For 2: It depends if the fire house is the query or the data. If you have queries coming in very quickly, then you might be able to if your firehose doesn't have too much volume since you can batch requests and get responses fairly quickly.

If the fire hose is the data going into the vector DB then you might have some difficultly inserting and indexing the data fast enough.

warkdarrior · on Sept 14, 2023

For this kind of structured data and this kind of structured queries, it may be more useful to stick to a data query language (SQL, or some analytics engine).

deanmoriarty · on Sept 14, 2023

Thanks. I wonder if a reasonable approach could then be to first insert the data in a datawarehouse-like database suitable for analytics, and then use an LLM application to (1) generate SQL queries that could answer my question, reasoning about the schema (2) potentially summarize the output result set. It could still result in a significant boost of productivity.

warkdarrior · on Sept 14, 2023

Indeed, that is a promising path. Fundamentally you still want to reply on a human to figure out what analytics are interesting to consider, then having the LLM act as a helper that generates queries corresponding to the analytics.

gsuuon · on Sept 14, 2023

Wow this was indeed super comprehensive. A few things I noticed:

- In the cold start section, a couple of the synthetic_data responses say 'context does not provide info..'

- It's strange that retrieval_score would decrease while quality_score increases at the higher chunk sizes. Could this just be that the retrieved chunk is starting to be larger than the reference?

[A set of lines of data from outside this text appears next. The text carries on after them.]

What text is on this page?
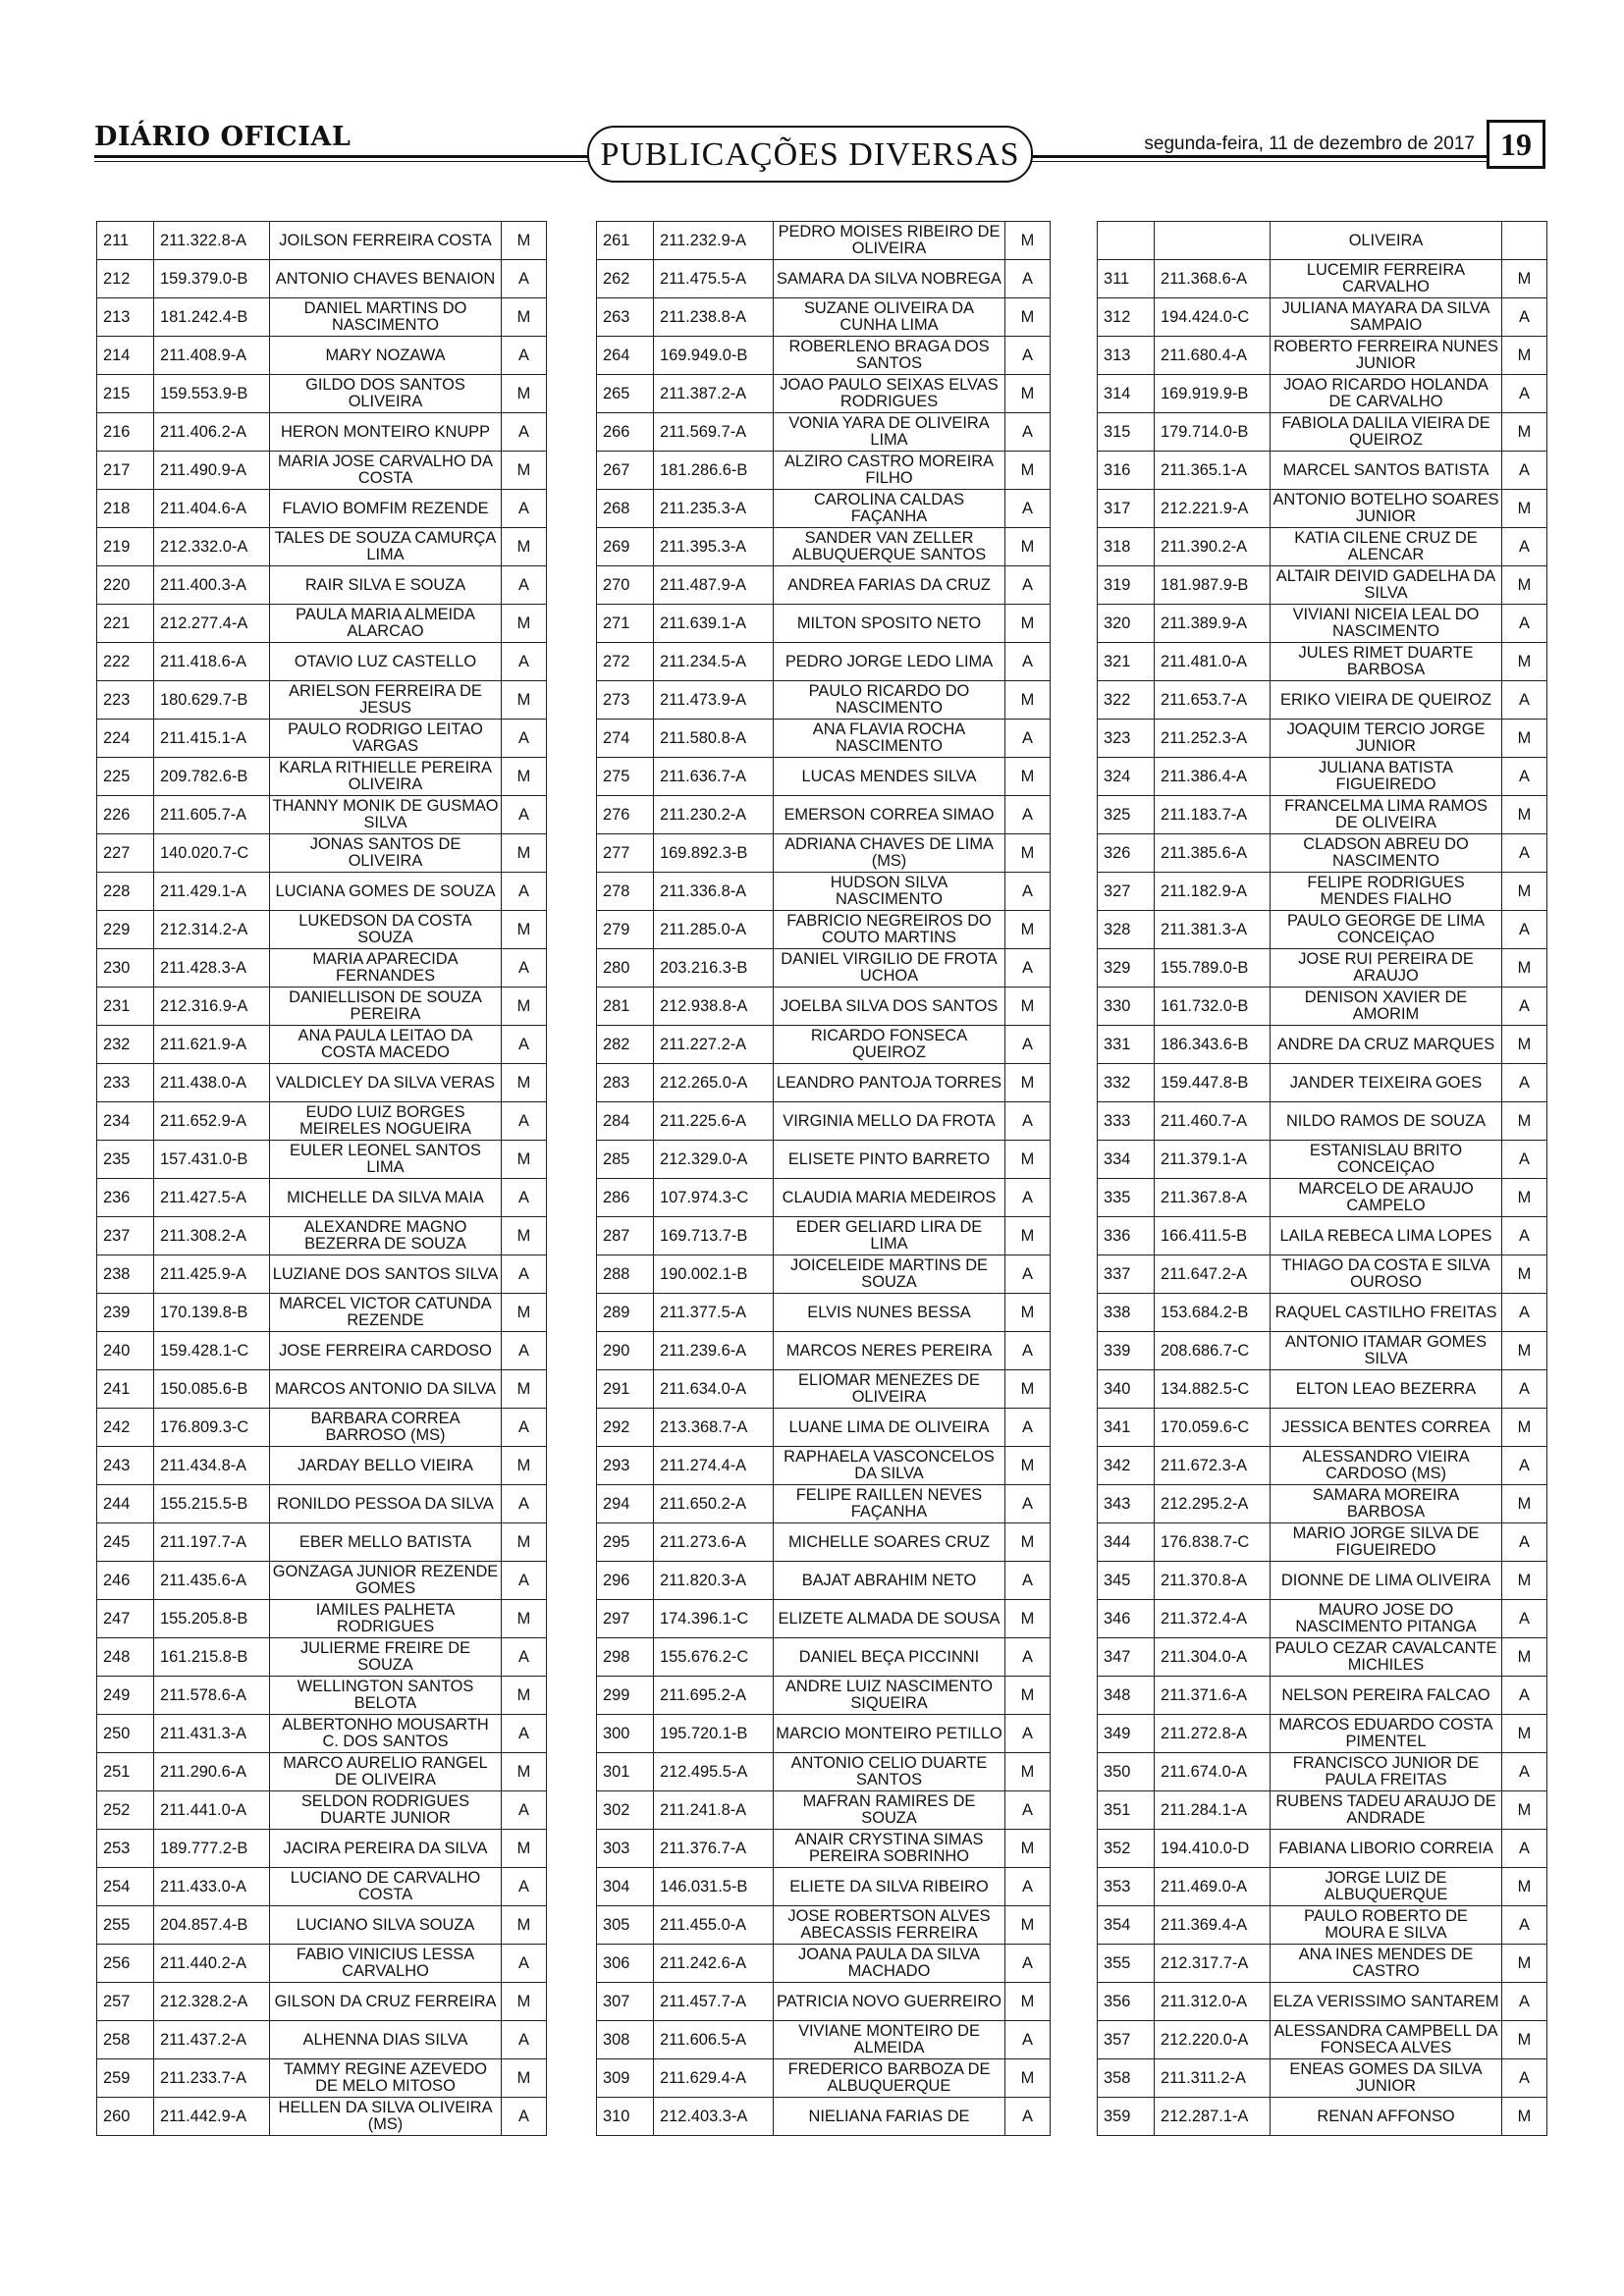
DIÁRIO OFICIAL	PUBLICAÇÕES DIVERSAS	segunda-feira, 11 de dezembro de 2017 19
211	211.322.8-A	JOILSON FERREIRA COSTA	M
212	159.379.0-B	ANTONIO CHAVES BENAION	A
213	181.242.4-B	DANIEL MARTINS DO NASCIMENTO	M
214	211.408.9-A	MARY NOZAWA	A
215	159.553.9-B	GILDO DOS SANTOS OLIVEIRA	M
216	211.406.2-A	HERON MONTEIRO KNUPP	A
217	211.490.9-A	MARIA JOSE CARVALHO DA COSTA	M
218	211.404.6-A	FLAVIO BOMFIM REZENDE	A
219	212.332.0-A	TALES DE SOUZA CAMURÇA LIMA	M
220	211.400.3-A	RAIR SILVA E SOUZA	A
221	212.277.4-A	PAULA MARIA ALMEIDA ALARCAO	M
222	211.418.6-A	OTAVIO LUZ CASTELLO	A
223	180.629.7-B	ARIELSON FERREIRA DE JESUS	M
224	211.415.1-A	PAULO RODRIGO LEITAO VARGAS	A
225	209.782.6-B	KARLA RITHIELLE PEREIRA OLIVEIRA	M
226	211.605.7-A	THANNY MONIK DE GUSMAO SILVA	A
227	140.020.7-C	JONAS SANTOS DE OLIVEIRA	M
228	211.429.1-A	LUCIANA GOMES DE SOUZA	A
229	212.314.2-A	LUKEDSON DA COSTA SOUZA	M
230	211.428.3-A	MARIA APARECIDA FERNANDES	A
231	212.316.9-A	DANIELLISON DE SOUZA PEREIRA	M
232	211.621.9-A	ANA PAULA LEITAO DA COSTA MACEDO	A
233	211.438.0-A	VALDICLEY DA SILVA VERAS	M
234	211.652.9-A	EUDO LUIZ BORGES MEIRELES NOGUEIRA	A
235	157.431.0-B	EULER LEONEL SANTOS LIMA	M
236	211.427.5-A	MICHELLE DA SILVA MAIA	A
237	211.308.2-A	ALEXANDRE MAGNO BEZERRA DE SOUZA	M
238	211.425.9-A	LUZIANE DOS SANTOS SILVA	A
239	170.139.8-B	MARCEL VICTOR CATUNDA REZENDE	M
240	159.428.1-C	JOSE FERREIRA CARDOSO	A
241	150.085.6-B	MARCOS ANTONIO DA SILVA	M
242	176.809.3-C	BARBARA CORREA BARROSO (MS)	A
243	211.434.8-A	JARDAY BELLO VIEIRA	M
244	155.215.5-B	RONILDO PESSOA DA SILVA	A
245	211.197.7-A	EBER MELLO BATISTA	M
246	211.435.6-A	GONZAGA JUNIOR REZENDE GOMES	A
247	155.205.8-B	IAMILES PALHETA RODRIGUES	M
248	161.215.8-B	JULIERME FREIRE DE SOUZA	A
249	211.578.6-A	WELLINGTON SANTOS BELOTA	M
250	211.431.3-A	ALBERTONHO MOUSARTH C. DOS SANTOS	A
251	211.290.6-A	MARCO AURELIO RANGEL DE OLIVEIRA	M
252	211.441.0-A	SELDON RODRIGUES DUARTE JUNIOR	A
253	189.777.2-B	JACIRA PEREIRA DA SILVA	M
254	211.433.0-A	LUCIANO DE CARVALHO COSTA	A
255	204.857.4-B	LUCIANO SILVA SOUZA	M
256	211.440.2-A	FABIO VINICIUS LESSA CARVALHO	A
257	212.328.2-A	GILSON DA CRUZ FERREIRA	M
258	211.437.2-A	ALHENNA DIAS SILVA	A
259	211.233.7-A	TAMMY REGINE AZEVEDO DE MELO MITOSO	M
260	211.442.9-A	HELLEN DA SILVA OLIVEIRA (MS)	A
261	211.232.9-A	PEDRO MOISES RIBEIRO DE OLIVEIRA	M
262	211.475.5-A	SAMARA DA SILVA NOBREGA	A
263	211.238.8-A	SUZANE OLIVEIRA DA CUNHA LIMA	M
264	169.949.0-B	ROBERLENO BRAGA DOS SANTOS	A
265	211.387.2-A	JOAO PAULO SEIXAS ELVAS RODRIGUES	M
266	211.569.7-A	VONIA YARA DE OLIVEIRA LIMA	A
267	181.286.6-B	ALZIRO CASTRO MOREIRA FILHO	M
268	211.235.3-A	CAROLINA CALDAS FAÇANHA	A
269	211.395.3-A	SANDER VAN ZELLER ALBUQUERQUE SANTOS	M
270	211.487.9-A	ANDREA FARIAS DA CRUZ	A
271	211.639.1-A	MILTON SPOSITO NETO	M
272	211.234.5-A	PEDRO JORGE LEDO LIMA	A
273	211.473.9-A	PAULO RICARDO DO NASCIMENTO	M
274	211.580.8-A	ANA FLAVIA ROCHA NASCIMENTO	A
275	211.636.7-A	LUCAS MENDES SILVA	M
276	211.230.2-A	EMERSON CORREA SIMAO	A
277	169.892.3-B	ADRIANA CHAVES DE LIMA (MS)	M
278	211.336.8-A	HUDSON SILVA NASCIMENTO	A
279	211.285.0-A	FABRICIO NEGREIROS DO COUTO MARTINS	M
280	203.216.3-B	DANIEL VIRGILIO DE FROTA UCHOA	A
281	212.938.8-A	JOELBA SILVA DOS SANTOS	M
282	211.227.2-A	RICARDO FONSECA QUEIROZ	A
283	212.265.0-A	LEANDRO PANTOJA TORRES	M
284	211.225.6-A	VIRGINIA MELLO DA FROTA	A
285	212.329.0-A	ELISETE PINTO BARRETO	M
286	107.974.3-C	CLAUDIA MARIA MEDEIROS	A
287	169.713.7-B	EDER GELIARD LIRA DE LIMA	M
288	190.002.1-B	JOICELEIDE MARTINS DE SOUZA	A
289	211.377.5-A	ELVIS NUNES BESSA	M
290	211.239.6-A	MARCOS NERES PEREIRA	A
291	211.634.0-A	ELIOMAR MENEZES DE OLIVEIRA	M
292	213.368.7-A	LUANE LIMA DE OLIVEIRA	A
293	211.274.4-A	RAPHAELA VASCONCELOS DA SILVA	M
294	211.650.2-A	FELIPE RAILLEN NEVES FAÇANHA	A
295	211.273.6-A	MICHELLE SOARES CRUZ	M
296	211.820.3-A	BAJAT ABRAHIM NETO	A
297	174.396.1-C	ELIZETE ALMADA DE SOUSA	M
298	155.676.2-C	DANIEL BEÇA PICCINNI	A
299	211.695.2-A	ANDRE LUIZ NASCIMENTO SIQUEIRA	M
300	195.720.1-B	MARCIO MONTEIRO PETILLO	A
301	212.495.5-A	ANTONIO CELIO DUARTE SANTOS	M
302	211.241.8-A	MAFRAN RAMIRES DE SOUZA	A
303	211.376.7-A	ANAIR CRYSTINA SIMAS PEREIRA SOBRINHO	M
304	146.031.5-B	ELIETE DA SILVA RIBEIRO	A
305	211.455.0-A	JOSE ROBERTSON ALVES ABECASSIS FERREIRA	M
306	211.242.6-A	JOANA PAULA DA SILVA MACHADO	A
307	211.457.7-A	PATRICIA NOVO GUERREIRO	M
308	211.606.5-A	VIVIANE MONTEIRO DE ALMEIDA	A
309	211.629.4-A	FREDERICO BARBOZA DE ALBUQUERQUE	M
310	212.403.3-A	NIELIANA FARIAS DE	A
		OLIVEIRA	
311	211.368.6-A	LUCEMIR FERREIRA CARVALHO	M
312	194.424.0-C	JULIANA MAYARA DA SILVA SAMPAIO	A
313	211.680.4-A	ROBERTO FERREIRA NUNES JUNIOR	M
314	169.919.9-B	JOAO RICARDO HOLANDA DE CARVALHO	A
315	179.714.0-B	FABIOLA DALILA VIEIRA DE QUEIROZ	M
316	211.365.1-A	MARCEL SANTOS BATISTA	A
317	212.221.9-A	ANTONIO BOTELHO SOARES JUNIOR	M
318	211.390.2-A	KATIA CILENE CRUZ DE ALENCAR	A
319	181.987.9-B	ALTAIR DEIVID GADELHA DA SILVA	M
320	211.389.9-A	VIVIANI NICEIA LEAL DO NASCIMENTO	A
321	211.481.0-A	JULES RIMET DUARTE BARBOSA	M
322	211.653.7-A	ERIKO VIEIRA DE QUEIROZ	A
323	211.252.3-A	JOAQUIM TERCIO JORGE JUNIOR	M
324	211.386.4-A	JULIANA BATISTA FIGUEIREDO	A
325	211.183.7-A	FRANCELMA LIMA RAMOS DE OLIVEIRA	M
326	211.385.6-A	CLADSON ABREU DO NASCIMENTO	A
327	211.182.9-A	FELIPE RODRIGUES MENDES FIALHO	M
328	211.381.3-A	PAULO GEORGE DE LIMA CONCEIÇAO	A
329	155.789.0-B	JOSE RUI PEREIRA DE ARAUJO	M
330	161.732.0-B	DENISON XAVIER DE AMORIM	A
331	186.343.6-B	ANDRE DA CRUZ MARQUES	M
332	159.447.8-B	JANDER TEIXEIRA GOES	A
333	211.460.7-A	NILDO RAMOS DE SOUZA	M
334	211.379.1-A	ESTANISLAU BRITO CONCEIÇAO	A
335	211.367.8-A	MARCELO DE ARAUJO CAMPELO	M
336	166.411.5-B	LAILA REBECA LIMA LOPES	A
337	211.647.2-A	THIAGO DA COSTA E SILVA OUROSO	M
338	153.684.2-B	RAQUEL CASTILHO FREITAS	A
339	208.686.7-C	ANTONIO ITAMAR GOMES SILVA	M
340	134.882.5-C	ELTON LEAO BEZERRA	A
341	170.059.6-C	JESSICA BENTES CORREA	M
342	211.672.3-A	ALESSANDRO VIEIRA CARDOSO (MS)	A
343	212.295.2-A	SAMARA MOREIRA BARBOSA	M
344	176.838.7-C	MARIO JORGE SILVA DE FIGUEIREDO	A
345	211.370.8-A	DIONNE DE LIMA OLIVEIRA	M
346	211.372.4-A	MAURO JOSE DO NASCIMENTO PITANGA	A
347	211.304.0-A	PAULO CEZAR CAVALCANTE MICHILES	M
348	211.371.6-A	NELSON PEREIRA FALCAO	A
349	211.272.8-A	MARCOS EDUARDO COSTA PIMENTEL	M
350	211.674.0-A	FRANCISCO JUNIOR DE PAULA FREITAS	A
351	211.284.1-A	RUBENS TADEU ARAUJO DE ANDRADE	M
352	194.410.0-D	FABIANA LIBORIO CORREIA	A
353	211.469.0-A	JORGE LUIZ DE ALBUQUERQUE	M
354	211.369.4-A	PAULO ROBERTO DE MOURA E SILVA	A
355	212.317.7-A	ANA INES MENDES DE CASTRO	M
356	211.312.0-A	ELZA VERISSIMO SANTAREM	A
357	212.220.0-A	ALESSANDRA CAMPBELL DA FONSECA ALVES	M
358	211.311.2-A	ENEAS GOMES DA SILVA JUNIOR	A
359	212.287.1-A	RENAN AFFONSO	M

- Gpt 3.5 pricing looks out of date, it's currently $0.0015 for input for the 4k model

- Interesting that pricing needs to be shown on a log scale. Gpt-4 is 46x more expensive than llama 2 70B for ~.3 score increase. Training a simple classifier seems like a great way to handle this.

- I wonder how stable the quality_score assessment is given the exact same configuration. I guess the score differences between falcon-180b, llama-2-70b and gpt-3.5 are insignificant?

Is there a similarly comprehensive deep dive into chunking methods anywhere? Especially for queries that require multiple chunks to answer at all - producing more relevant chunks would have a massive impact on response quality I imagine.

yujian · on Sept 14, 2023

Anyscale consistently posts great projects. Very cool to see the cost comparison and quality comparison. Not surprising to see that OSS is less expensive, but also rated as slightly lower quality than gpt-3.5-turbo.

I do wonder, is there some bias in quality measures? Using GPT 4 to evaluate GPT 4's output? https://www.linkedin.com/feed/update/urn:li:activity:7103398...

robertnishihara · on Sept 15, 2023

Here is the blog post accompanying the notebook

https://www.anyscale.com/blog/a-comprehensive-guide-for-buil...

tshrjn007 · on Sept 14, 2023

What do you use to generate the diagrams in the post? Super Neat.